Der Sergeant hob eine Karte auf, die neben dem Toten auf dem Fußboden lag. Sie trug einen mit Tinte gekritzelten Schriftzug: die Buchstaben V. V. und darunter die Zahl 341.

»Was ist das?«, fragte er und hielt das Kärtchen hoch.

Barker betrachtete es neugierig.

»Das ist mir gar nicht aufgefallen«, sagte er. »Das muss der Mörder hinterlassen haben.«

»V. V. 341 – was soll das bedeuten?« Der Sergeant drehte das Kärtchen in seinen dicken Fingern. »Was bedeutet V. V.? Vermutlich die Initialen von jemandem. Was haben Sie denn da, Dr Wood?«

Es war ein großer Hammer, der auf dem Teppich vor dem Kamin gelegen hatte – ein solides, schweres Werkzeug. Cecil Barker zeigte auf eine Schachtel Messingnägel, die auf dem Kaminsims stand.

»Mr Douglas hat gestern Bilder umgehängt«, sagte er. »Ich habe ihn gesehen, wie er auf dem Stuhl dort stand und das große Bild befestigt hat. Daher der Hammer.«

»Wir legen ihn am besten auf den Teppich zurück, wo wir ihn gefunden haben«, sagte der Sergeant und kratzte sich ratlos am Kopf. »Um dieser Sache auf den Grund zu gehen, braucht es die besten Köpfe, die wir bei der Polizei haben. Ich glaube, das ist ein Fall für London.« Er nahm die Lampe vom Tisch und schritt damit langsam das Zimmer ab. »Holla!« rief er plötzlich laut und zog den Fenstervorhang zur Seite. »Wann sind diese Vorhänge zugezogen worden?«

»Als die Lampen angezündet wurden«, antwortete Ames. »Das dürfte kurz nach vier Uhr gewesen sein.«

»Hier hat sich jemand versteckt, eindeutig!« Er bückte sich mit der Lampe, und in ihrem Licht wurden in einer Ecke schlammige Stiefelabdrücke sichtbar. »Ich würde sagen, das bestätigt Ihre Theorie, Mr Barker. Sieht ganz so aus, als ob der Mann nach vier Uhr ins Haus gelangt ist, als die Vorhänge bereits zugezogen waren, aber vor sechs Uhr, als die Zugbrücke hochgezogen wurde. Er ist in dieses Zimmer geschlüpft, weil es am nächsten zum Eingangstor liegt. Ein besseres Versteck fand er nicht, da hat er sich hinter diesem Vorhang versteckt. Das scheint alles ziemlich klar zu sein. Es ist gut möglich, dass er eigentlich auf Diebstahl aus war und dass Mr Douglas ihn zufällig ertappt hat. Da hat er ihn erschossen und ist geflohen.«

»So sehe ich es auch«, sagte Barker. »Aber meinen Sie nicht, dass wir kostbare Zeit vergeuden? Sollten wir nicht lieber hinausgehen und die Umgebung absuchen, bevor der Kerl endgültig entkommt?«

Der Sergeant überlegte eine Weile. »Vor sechs Uhr früh geht kein Zug mehr – mit der Eisenbahn kann er also nicht entkommen. Und wenn er bis zum Bauch pitschnass über die Landstraße marschiert, wird er bestimmt von ein paar Leuten bemerkt. Ich kann mich nicht vom Tatort wegrühren, bevor ich abgelöst werde. Und ich glaube, Sie sollten auch hierbleiben, bis wir die Dinge etwas klarer sehen.«

Der Doktor hatte die Lampe ergriffen und examinierte den Leichnam sorgfältig.
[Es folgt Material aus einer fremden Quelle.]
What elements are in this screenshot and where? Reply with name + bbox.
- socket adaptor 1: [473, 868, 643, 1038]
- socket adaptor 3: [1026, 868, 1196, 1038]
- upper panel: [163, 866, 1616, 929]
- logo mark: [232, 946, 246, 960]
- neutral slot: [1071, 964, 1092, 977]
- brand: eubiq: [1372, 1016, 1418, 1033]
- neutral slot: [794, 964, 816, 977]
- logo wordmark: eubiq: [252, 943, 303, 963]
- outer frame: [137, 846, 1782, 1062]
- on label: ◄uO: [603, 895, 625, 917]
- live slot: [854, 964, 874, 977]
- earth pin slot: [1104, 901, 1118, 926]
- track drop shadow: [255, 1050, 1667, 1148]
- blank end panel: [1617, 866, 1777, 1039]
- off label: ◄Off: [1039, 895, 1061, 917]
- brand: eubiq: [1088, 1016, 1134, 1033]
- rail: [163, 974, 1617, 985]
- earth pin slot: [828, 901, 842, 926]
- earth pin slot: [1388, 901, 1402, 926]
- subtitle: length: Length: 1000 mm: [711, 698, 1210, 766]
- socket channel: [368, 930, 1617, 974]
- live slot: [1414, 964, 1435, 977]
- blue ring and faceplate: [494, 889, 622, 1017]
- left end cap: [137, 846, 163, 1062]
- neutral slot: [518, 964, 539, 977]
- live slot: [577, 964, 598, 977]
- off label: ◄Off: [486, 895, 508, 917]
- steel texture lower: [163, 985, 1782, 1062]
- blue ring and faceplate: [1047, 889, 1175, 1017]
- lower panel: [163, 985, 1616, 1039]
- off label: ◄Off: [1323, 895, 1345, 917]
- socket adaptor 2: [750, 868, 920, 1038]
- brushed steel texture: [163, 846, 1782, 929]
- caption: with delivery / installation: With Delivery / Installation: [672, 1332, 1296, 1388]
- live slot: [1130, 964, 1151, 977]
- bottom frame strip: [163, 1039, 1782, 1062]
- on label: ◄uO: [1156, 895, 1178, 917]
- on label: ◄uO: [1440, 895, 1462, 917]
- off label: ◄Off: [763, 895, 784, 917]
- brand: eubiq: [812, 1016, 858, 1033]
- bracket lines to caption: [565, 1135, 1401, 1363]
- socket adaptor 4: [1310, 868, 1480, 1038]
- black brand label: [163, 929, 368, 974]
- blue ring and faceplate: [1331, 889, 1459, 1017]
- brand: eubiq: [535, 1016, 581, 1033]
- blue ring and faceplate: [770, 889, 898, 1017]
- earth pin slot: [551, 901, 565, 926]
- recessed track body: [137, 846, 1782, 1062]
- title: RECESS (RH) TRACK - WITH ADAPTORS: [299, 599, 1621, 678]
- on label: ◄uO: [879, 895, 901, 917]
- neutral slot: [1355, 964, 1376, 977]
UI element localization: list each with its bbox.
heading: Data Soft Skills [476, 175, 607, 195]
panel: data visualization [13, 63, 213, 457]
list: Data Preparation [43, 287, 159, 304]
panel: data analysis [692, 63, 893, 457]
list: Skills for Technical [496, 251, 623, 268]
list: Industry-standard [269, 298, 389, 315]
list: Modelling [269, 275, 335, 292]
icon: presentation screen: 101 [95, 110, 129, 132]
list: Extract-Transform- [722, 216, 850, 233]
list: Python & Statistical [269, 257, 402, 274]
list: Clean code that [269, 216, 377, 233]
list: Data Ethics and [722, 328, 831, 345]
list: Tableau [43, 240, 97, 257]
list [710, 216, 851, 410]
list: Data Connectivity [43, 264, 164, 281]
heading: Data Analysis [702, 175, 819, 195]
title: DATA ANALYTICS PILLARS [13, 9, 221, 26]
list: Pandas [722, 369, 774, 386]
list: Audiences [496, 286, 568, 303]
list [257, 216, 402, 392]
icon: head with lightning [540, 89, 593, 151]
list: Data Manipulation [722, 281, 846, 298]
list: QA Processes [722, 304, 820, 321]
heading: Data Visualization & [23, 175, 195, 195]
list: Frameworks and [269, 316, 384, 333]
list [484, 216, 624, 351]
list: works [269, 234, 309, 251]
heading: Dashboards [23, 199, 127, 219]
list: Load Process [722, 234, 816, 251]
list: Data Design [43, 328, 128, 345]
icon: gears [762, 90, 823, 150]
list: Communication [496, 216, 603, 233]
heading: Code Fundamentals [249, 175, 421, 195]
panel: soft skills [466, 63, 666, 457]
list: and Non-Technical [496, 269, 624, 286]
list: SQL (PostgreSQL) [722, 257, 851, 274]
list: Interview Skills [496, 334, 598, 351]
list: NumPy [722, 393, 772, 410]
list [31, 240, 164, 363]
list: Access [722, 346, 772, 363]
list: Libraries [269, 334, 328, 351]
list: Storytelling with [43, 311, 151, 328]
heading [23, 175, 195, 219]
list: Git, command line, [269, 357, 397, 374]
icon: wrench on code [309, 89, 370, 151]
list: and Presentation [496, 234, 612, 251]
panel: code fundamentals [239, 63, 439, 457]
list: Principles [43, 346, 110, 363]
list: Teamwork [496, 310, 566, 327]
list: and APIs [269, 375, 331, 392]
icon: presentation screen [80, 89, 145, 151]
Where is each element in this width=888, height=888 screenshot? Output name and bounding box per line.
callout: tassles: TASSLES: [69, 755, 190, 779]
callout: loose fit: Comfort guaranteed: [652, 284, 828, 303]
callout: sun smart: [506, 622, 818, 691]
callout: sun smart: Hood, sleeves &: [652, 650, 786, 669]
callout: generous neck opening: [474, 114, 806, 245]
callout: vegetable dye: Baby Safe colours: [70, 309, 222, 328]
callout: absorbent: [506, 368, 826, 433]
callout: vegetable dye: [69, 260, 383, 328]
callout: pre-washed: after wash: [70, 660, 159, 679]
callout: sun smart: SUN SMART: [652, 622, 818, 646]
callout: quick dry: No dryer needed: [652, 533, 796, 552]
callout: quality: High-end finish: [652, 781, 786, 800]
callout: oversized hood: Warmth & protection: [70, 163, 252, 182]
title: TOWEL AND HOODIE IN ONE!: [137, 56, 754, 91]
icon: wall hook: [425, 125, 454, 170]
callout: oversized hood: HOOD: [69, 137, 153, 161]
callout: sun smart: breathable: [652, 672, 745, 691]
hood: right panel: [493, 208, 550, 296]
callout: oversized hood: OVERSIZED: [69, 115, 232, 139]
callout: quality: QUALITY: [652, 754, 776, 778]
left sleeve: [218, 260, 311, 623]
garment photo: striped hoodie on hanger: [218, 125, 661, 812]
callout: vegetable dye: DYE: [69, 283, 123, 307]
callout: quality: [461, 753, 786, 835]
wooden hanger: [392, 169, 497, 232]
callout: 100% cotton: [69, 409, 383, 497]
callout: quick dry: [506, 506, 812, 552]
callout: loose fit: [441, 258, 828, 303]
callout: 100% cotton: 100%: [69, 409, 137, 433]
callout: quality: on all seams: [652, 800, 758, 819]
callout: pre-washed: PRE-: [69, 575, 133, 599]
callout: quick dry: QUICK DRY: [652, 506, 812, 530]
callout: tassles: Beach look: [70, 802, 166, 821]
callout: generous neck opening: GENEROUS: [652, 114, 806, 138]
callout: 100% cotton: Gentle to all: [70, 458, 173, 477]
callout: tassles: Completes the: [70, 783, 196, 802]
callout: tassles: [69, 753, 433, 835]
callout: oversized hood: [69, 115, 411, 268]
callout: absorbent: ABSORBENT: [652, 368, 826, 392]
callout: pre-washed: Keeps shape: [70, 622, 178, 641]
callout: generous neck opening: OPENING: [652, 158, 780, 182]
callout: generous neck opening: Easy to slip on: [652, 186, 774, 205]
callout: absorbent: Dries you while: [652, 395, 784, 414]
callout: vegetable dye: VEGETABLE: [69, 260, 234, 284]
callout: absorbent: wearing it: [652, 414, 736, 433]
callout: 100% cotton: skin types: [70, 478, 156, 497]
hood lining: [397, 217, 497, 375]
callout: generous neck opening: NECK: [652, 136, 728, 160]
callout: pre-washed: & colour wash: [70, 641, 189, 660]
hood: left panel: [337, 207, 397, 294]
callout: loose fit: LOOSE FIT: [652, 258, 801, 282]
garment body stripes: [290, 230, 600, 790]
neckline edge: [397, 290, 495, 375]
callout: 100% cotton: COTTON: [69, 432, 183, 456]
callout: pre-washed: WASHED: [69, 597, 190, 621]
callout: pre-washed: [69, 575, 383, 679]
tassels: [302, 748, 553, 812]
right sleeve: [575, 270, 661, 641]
»Was ist das für ein Zeichen?« fragte er. »Könnte es etwas mit dem Mord zu tun haben?«

Der rechte Arm des Toten ragte, bis zum Ellbogen entblößt, aus dem Hausmantel hervor. Etwa auf halber Höhe des Unterarms war ein sonderbares braunes Mal zu sehen, das sich deutlich von der fahlen Haut abhob: ein Dreieck in einem Kreis.

»Das ist keine Tätowierung«, sagte der Doktor, scharf durch seine Brille spähend. »So etwas habe ich noch nie gesehen. Es ist ein Brandzeichen, wie man es beim Vieh macht. Was hat das nun wieder zu bedeuten?«

»Ich kann nicht behaupten, dass ich weiß, was es bedeutet«, sagte Cecil Barker, »aber gesehen habe ich dieses Zeichen an Douglas häufig in den letzten zehn Jahren.«

»Ich auch«, fiel der Butler ein. »Mir ist dieses Zeichen auch aufgefallen, wenn der gnädige Herr die Hemdärmel hochgekrempelt hat. Ich habe mich oft gefragt, was es wohl bedeutet.«

»Dann kann es mit dem Verbrechen nichts zu tun haben«, meinte der Sergeant. »Aber komisch ist es trotzdem. Alles an diesem Fall ist komisch. – Was ist denn jetzt wieder los?«

Der Butler hatte einen erstaunten Ruf ausgestoßen und wies auf die ausgestreckte Hand des Toten.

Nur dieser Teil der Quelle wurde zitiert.